Guitar Warm Up Exercises - Warming Up On Guitar

The Best Guitar Warm Up Exercises To Use When Practicing Guitar


If you have played guitar for any length of time, you have no doubt heard about the importance of using effective guitar warm up exercises at the start of your guitar practice sessions.  Although warming up on guitar in some way before starting to practice "is" helpful and necessary, most guitarists waste a lot of guitar practice time by warming up in ineffective ways. 

In this lesson I will show you a far more effective way to warm up on guitar than what is commonly used by guitar players.

The biggest mistake that most guitarists make when warming up on guitar is using exercises that have nothing to do with the actual things they practice and/or want to play.  For example, one of the most common guitar warm up exercises is a chromatic scale sequence similar to this one:
 



Although there is nothing wrong with this exercise in and of itself, the vast majority of guitar players will rarely play chromatic patterns like this in actual music.  As a result, playing exercises such as the one above makes the process of warming up on guitar a totally separate activity from your guitar practice session and brings you no long term benefit.  Truly effective guitar warm up exercises should help you to not only increase the blood flow to your hands but also to make a lot more progress each time you practice guitar. 

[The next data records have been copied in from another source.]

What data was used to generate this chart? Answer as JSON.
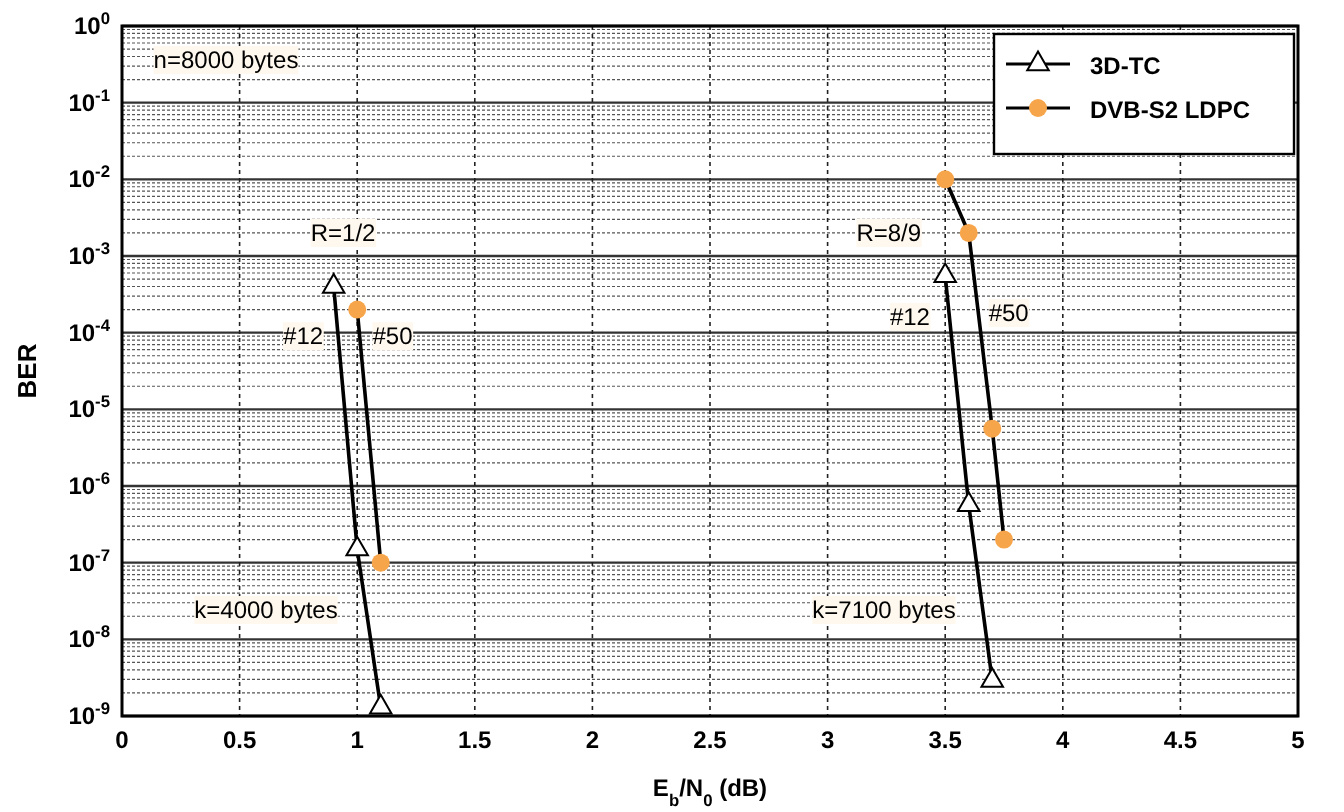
{
  "chart_data": {
    "type": "line",
    "xlabel": "E$_{b}$/N$_{0}$ (dB)",
    "ylabel": "BER",
    "log": "y",
    "grid": true,
    "legend": "top right",
    "xlim": [
      0,
      5
    ],
    "xticks": [
      0,
      0.5,
      1,
      1.5,
      2,
      2.5,
      3,
      3.5,
      4,
      4.5,
      5
    ],
    "ylim": [
      1e-09,
      1
    ],
    "yticks": [
      {
        "value": 1,
        "label": "10$^{0}$"
      },
      {
        "value": 0.1,
        "label": "10$^{-1}$"
      },
      {
        "value": 0.01,
        "label": "10$^{-2}$"
      },
      {
        "value": 0.001,
        "label": "10$^{-3}$"
      },
      {
        "value": 0.0001,
        "label": "10$^{-4}$"
      },
      {
        "value": 1e-05,
        "label": "10$^{-5}$"
      },
      {
        "value": 1e-06,
        "label": "10$^{-6}$"
      },
      {
        "value": 1e-07,
        "label": "10$^{-7}$"
      },
      {
        "value": 1e-08,
        "label": "10$^{-8}$"
      },
      {
        "value": 1e-09,
        "label": "10$^{-9}$"
      }
    ],
    "series": [
      {
        "name": "3D-TC",
        "color": "#000000",
        "marker": "triangle",
        "x": [
          0.9,
          1.0,
          1.1
        ],
        "values": [
          0.0004,
          1.5e-07,
          1.3e-09
        ]
      },
      {
        "name": "DVB-S2 LDPC",
        "color": "#f7a54a",
        "marker": "circle",
        "x": [
          1.0,
          1.1
        ],
        "values": [
          0.0002,
          1e-07
        ]
      },
      {
        "color": "#000000",
        "marker": "triangle",
        "x": [
          3.5,
          3.6,
          3.7
        ],
        "values": [
          0.00055,
          5.7e-07,
          2.9e-09
        ]
      },
      {
        "color": "#f7a54a",
        "marker": "circle",
        "x": [
          3.5,
          3.6,
          3.7,
          3.75
        ],
        "values": [
          0.01,
          0.002,
          5.6e-06,
          2e-07
        ]
      }
    ],
    "annotations": [
      "n=8000 bytes",
      {
        "text": "R=1/2",
        "x": 0.94,
        "y": 0.002
      },
      {
        "text": "#12",
        "x": 0.77,
        "y": 9e-05
      },
      {
        "text": "#50",
        "x": 1.15,
        "y": 9e-05
      },
      "k=4000 bytes",
      {
        "text": "R=8/9",
        "x": 3.26,
        "y": 0.002
      },
      {
        "text": "#12",
        "x": 3.35,
        "y": 0.00016
      },
      {
        "text": "#50",
        "x": 3.77,
        "y": 0.00018
      },
      "k=7100 bytes"
    ]
  }
}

The best exercises for warming up on guitar are the ones that you actually intend to practice during your guitar practice session, only played in a "simplified" manner.  Here is an example:

If you intend to practice various lead guitar techniques during your actual guitar practice session, select 1-2 of those exercises and spend a few minutes playing them (or short excerpts from them) at a much slower tempo than you normally begin practicing. (This is very important.)  As you do this, concentrate on making the most efficient and effective picking and fretting hand motions that you can. 

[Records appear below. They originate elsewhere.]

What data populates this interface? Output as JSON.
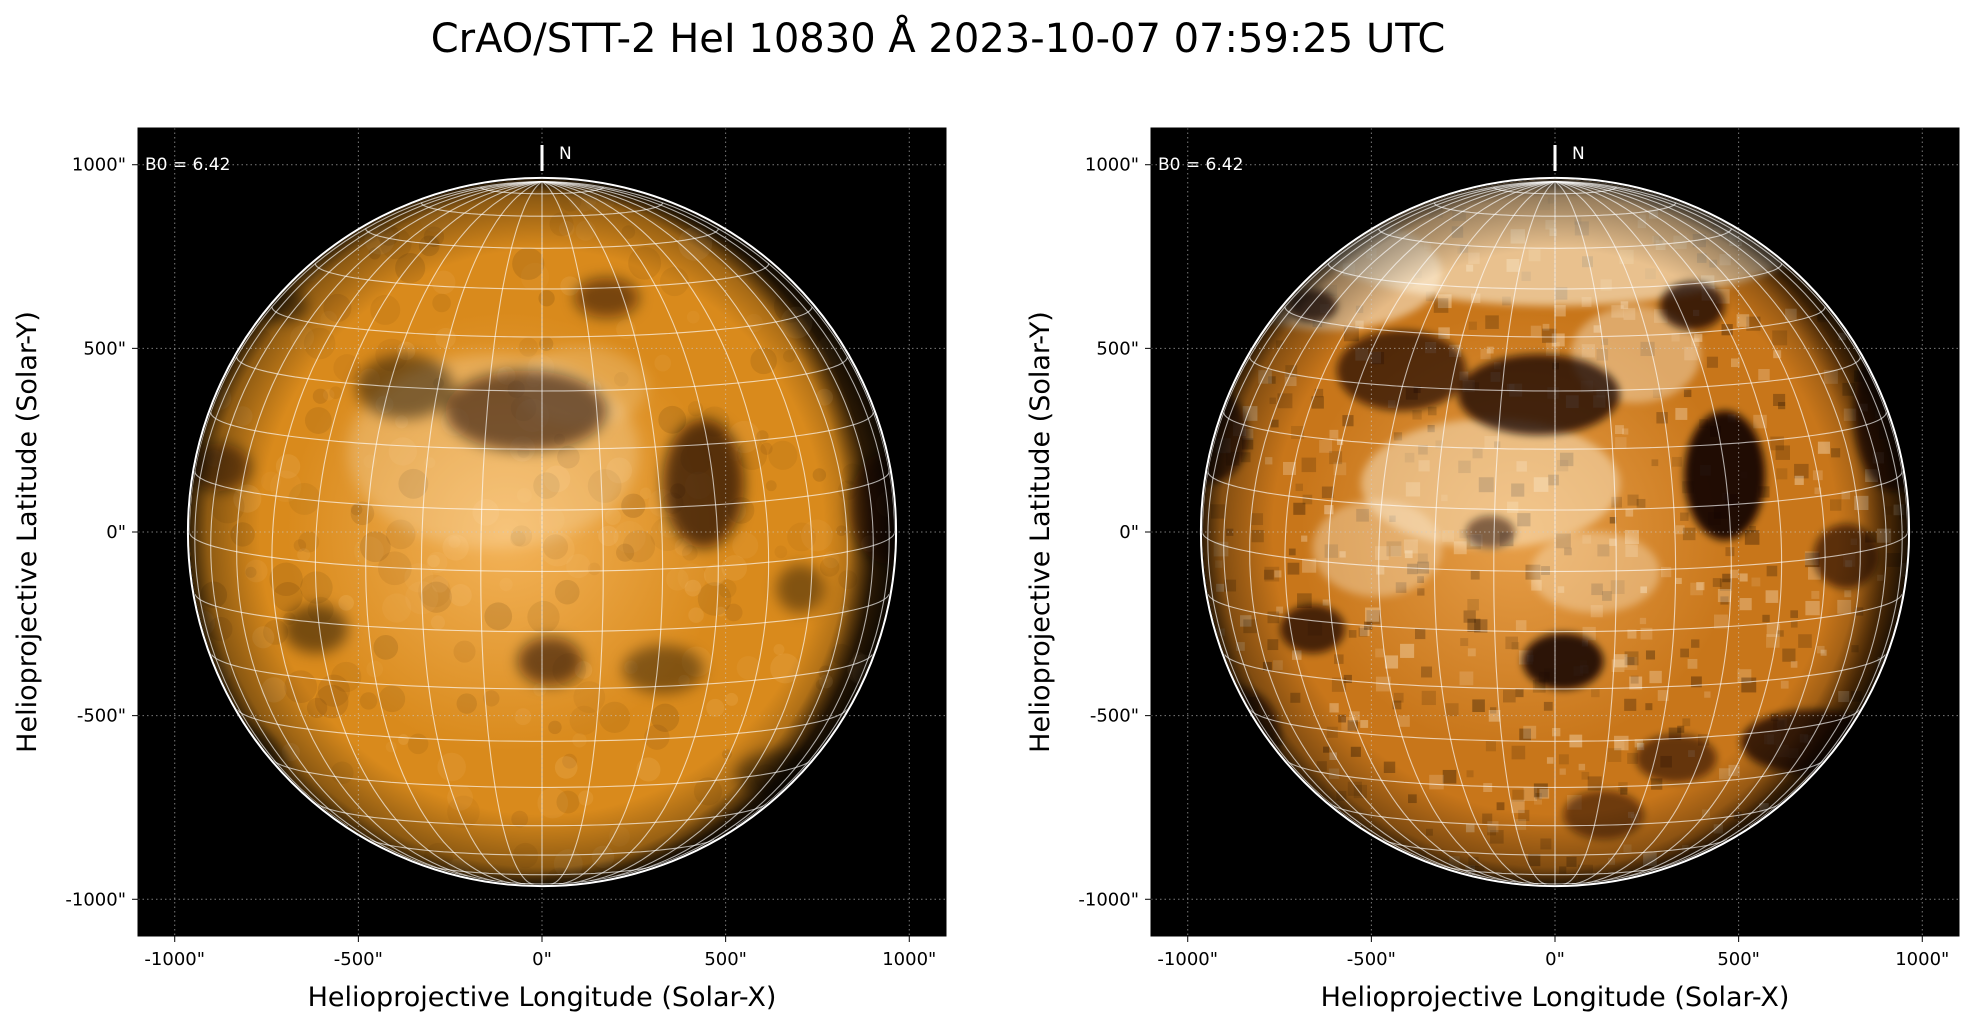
{
  "figure": {
    "title": "CrAO/STT-2 HeI 10830 Å 2023-10-07 07:59:25 UTC"
  },
  "panels": [
    {
      "id": "left",
      "b0_label": "B0 = 6.42",
      "north_label": "N",
      "xlabel": "Helioprojective Longitude (Solar-X)",
      "ylabel": "Helioprojective Latitude (Solar-Y)",
      "xticks": [
        "-1000\"",
        "-500\"",
        "0\"",
        "500\"",
        "1000\""
      ],
      "yticks": [
        "1000\"",
        "500\"",
        "0\"",
        "-500\"",
        "-1000\""
      ],
      "style": "smooth",
      "disk_colors": {
        "center": "#f4b45a",
        "mid": "#d98a1c",
        "edge": "#3a2206"
      },
      "dark_features": [
        {
          "cx": 0.48,
          "cy": 0.35,
          "rx": 0.1,
          "ry": 0.05,
          "o": 0.55
        },
        {
          "cx": 0.33,
          "cy": 0.32,
          "rx": 0.06,
          "ry": 0.04,
          "o": 0.45
        },
        {
          "cx": 0.58,
          "cy": 0.21,
          "rx": 0.04,
          "ry": 0.025,
          "o": 0.5
        },
        {
          "cx": 0.18,
          "cy": 0.22,
          "rx": 0.03,
          "ry": 0.02,
          "o": 0.45
        },
        {
          "cx": 0.7,
          "cy": 0.44,
          "rx": 0.05,
          "ry": 0.08,
          "o": 0.65
        },
        {
          "cx": 0.1,
          "cy": 0.42,
          "rx": 0.04,
          "ry": 0.03,
          "o": 0.5
        },
        {
          "cx": 0.93,
          "cy": 0.47,
          "rx": 0.05,
          "ry": 0.07,
          "o": 0.55
        },
        {
          "cx": 0.51,
          "cy": 0.66,
          "rx": 0.04,
          "ry": 0.03,
          "o": 0.55
        },
        {
          "cx": 0.22,
          "cy": 0.62,
          "rx": 0.04,
          "ry": 0.03,
          "o": 0.45
        },
        {
          "cx": 0.12,
          "cy": 0.78,
          "rx": 0.06,
          "ry": 0.04,
          "o": 0.45
        },
        {
          "cx": 0.8,
          "cy": 0.8,
          "rx": 0.06,
          "ry": 0.03,
          "o": 0.45
        },
        {
          "cx": 0.65,
          "cy": 0.67,
          "rx": 0.05,
          "ry": 0.03,
          "o": 0.4
        },
        {
          "cx": 0.82,
          "cy": 0.57,
          "rx": 0.03,
          "ry": 0.03,
          "o": 0.4
        }
      ],
      "bright_features": [
        {
          "cx": 0.44,
          "cy": 0.4,
          "rx": 0.18,
          "ry": 0.12,
          "o": 0.25
        },
        {
          "cx": 0.55,
          "cy": 0.32,
          "rx": 0.08,
          "ry": 0.05,
          "o": 0.2
        }
      ]
    },
    {
      "id": "right",
      "b0_label": "B0 = 6.42",
      "north_label": "N",
      "xlabel": "Helioprojective Longitude (Solar-X)",
      "ylabel": "Helioprojective Latitude (Solar-Y)",
      "xticks": [
        "-1000\"",
        "-500\"",
        "0\"",
        "500\"",
        "1000\""
      ],
      "yticks": [
        "1000\"",
        "500\"",
        "0\"",
        "-500\"",
        "-1000\""
      ],
      "style": "contrast",
      "disk_colors": {
        "center": "#e8a04a",
        "mid": "#c8761a",
        "edge": "#6a3a08"
      },
      "dark_features": [
        {
          "cx": 0.48,
          "cy": 0.33,
          "rx": 0.1,
          "ry": 0.05,
          "o": 0.75
        },
        {
          "cx": 0.31,
          "cy": 0.3,
          "rx": 0.08,
          "ry": 0.05,
          "o": 0.65
        },
        {
          "cx": 0.67,
          "cy": 0.22,
          "rx": 0.04,
          "ry": 0.03,
          "o": 0.75
        },
        {
          "cx": 0.2,
          "cy": 0.22,
          "rx": 0.03,
          "ry": 0.02,
          "o": 0.7
        },
        {
          "cx": 0.71,
          "cy": 0.43,
          "rx": 0.05,
          "ry": 0.08,
          "o": 0.9
        },
        {
          "cx": 0.07,
          "cy": 0.38,
          "rx": 0.05,
          "ry": 0.06,
          "o": 0.7
        },
        {
          "cx": 0.92,
          "cy": 0.35,
          "rx": 0.05,
          "ry": 0.1,
          "o": 0.7
        },
        {
          "cx": 0.51,
          "cy": 0.66,
          "rx": 0.05,
          "ry": 0.035,
          "o": 0.85
        },
        {
          "cx": 0.2,
          "cy": 0.62,
          "rx": 0.04,
          "ry": 0.03,
          "o": 0.7
        },
        {
          "cx": 0.1,
          "cy": 0.75,
          "rx": 0.06,
          "ry": 0.06,
          "o": 0.6
        },
        {
          "cx": 0.82,
          "cy": 0.76,
          "rx": 0.09,
          "ry": 0.04,
          "o": 0.75
        },
        {
          "cx": 0.65,
          "cy": 0.78,
          "rx": 0.05,
          "ry": 0.03,
          "o": 0.55
        },
        {
          "cx": 0.86,
          "cy": 0.53,
          "rx": 0.04,
          "ry": 0.04,
          "o": 0.6
        },
        {
          "cx": 0.42,
          "cy": 0.5,
          "rx": 0.03,
          "ry": 0.02,
          "o": 0.5
        },
        {
          "cx": 0.56,
          "cy": 0.85,
          "rx": 0.05,
          "ry": 0.03,
          "o": 0.5
        }
      ],
      "bright_features": [
        {
          "cx": 0.5,
          "cy": 0.1,
          "rx": 0.35,
          "ry": 0.12,
          "o": 0.6
        },
        {
          "cx": 0.22,
          "cy": 0.18,
          "rx": 0.14,
          "ry": 0.07,
          "o": 0.55
        },
        {
          "cx": 0.42,
          "cy": 0.44,
          "rx": 0.16,
          "ry": 0.08,
          "o": 0.45
        },
        {
          "cx": 0.6,
          "cy": 0.28,
          "rx": 0.08,
          "ry": 0.06,
          "o": 0.4
        },
        {
          "cx": 0.28,
          "cy": 0.52,
          "rx": 0.08,
          "ry": 0.06,
          "o": 0.35
        },
        {
          "cx": 0.55,
          "cy": 0.55,
          "rx": 0.08,
          "ry": 0.05,
          "o": 0.35
        }
      ]
    }
  ]
}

Do not worry at all about playing fast (especially if your hands are cold during winter time), instead, play VERY slowly and spend some time looking at both your picking and fretting hands in alternation, making sure that the technical motions you have trained in the past guitar practice sessions are being done correctly.  Your focus should be more on "reviewing" previously learned guitar technique skills at slower tempos while simultaneously "warming up" your hands and your mind in preparation for practicing guitar. 

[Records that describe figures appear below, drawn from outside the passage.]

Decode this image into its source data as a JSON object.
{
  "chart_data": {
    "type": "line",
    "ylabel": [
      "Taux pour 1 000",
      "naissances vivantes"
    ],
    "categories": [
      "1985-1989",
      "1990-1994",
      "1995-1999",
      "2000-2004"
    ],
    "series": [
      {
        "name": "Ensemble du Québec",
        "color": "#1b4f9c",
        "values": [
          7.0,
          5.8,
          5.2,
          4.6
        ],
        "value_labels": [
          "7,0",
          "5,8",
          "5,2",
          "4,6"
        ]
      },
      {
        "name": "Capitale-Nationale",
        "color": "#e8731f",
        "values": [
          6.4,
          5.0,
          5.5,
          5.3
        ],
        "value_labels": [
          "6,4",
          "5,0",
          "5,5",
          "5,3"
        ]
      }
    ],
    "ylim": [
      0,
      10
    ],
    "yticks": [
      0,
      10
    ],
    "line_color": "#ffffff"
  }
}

Your goal during this warm up time should be twofold:

1.   To increase blood flow in your hands and prepare them for playing guitar (this will happen automatically regardless of what it is you play).
2.   To prepare your hands AS WELL as your mind for the more intense guitar practice session to follow.  By using your actual guitar playing exercises for warming up on guitar, you avoid having to “shift gears” mentally to switch from general/unrelated guitar warm up exercises to thinking about your guitar practice session.  In other words, when warming up on guitar, it is important to do so with both your hands AND your mind. 

The most important thing to notice in this example is that your time spent warming up on guitar must never be a separate, unrelated activity from your guitar practice session.  Instead it helps to gradually build up and ease into the needed physical and mental concentration needed to practice effectively.  As a result, effective guitar warm up exercises will help you to make more progress on guitar without wasting valuable guitar practice time. 

You can easily apply the same ideas to warming up before practicing rhythm guitar exercises, chord changes or any other physically demanding area of your guitar playing.

Many guitar players believe that warming up on guitar prevents the likelihood of guitar playing injuries such as tendonitis.  The truth is that guitar warm up exercises do not, by themselves, prevent hand injuries.  Tendonitis or carpal tunnel syndrome are most frequently caused by overplaying guitar using improper technique and excessive muscle tension in your fingers, hands and arms.  If your goal is to prevent the likelihood of such injuries, you must focus on developing efficient guitar technique in both hands and making sure to NEVER, EVER practice through physical pain. 

By adapting the above approach making your guitar warm up time congruent with your actual guitar practice session you will not only increase the effectiveness of your guitar practicing but also will help to keep your hands injury free.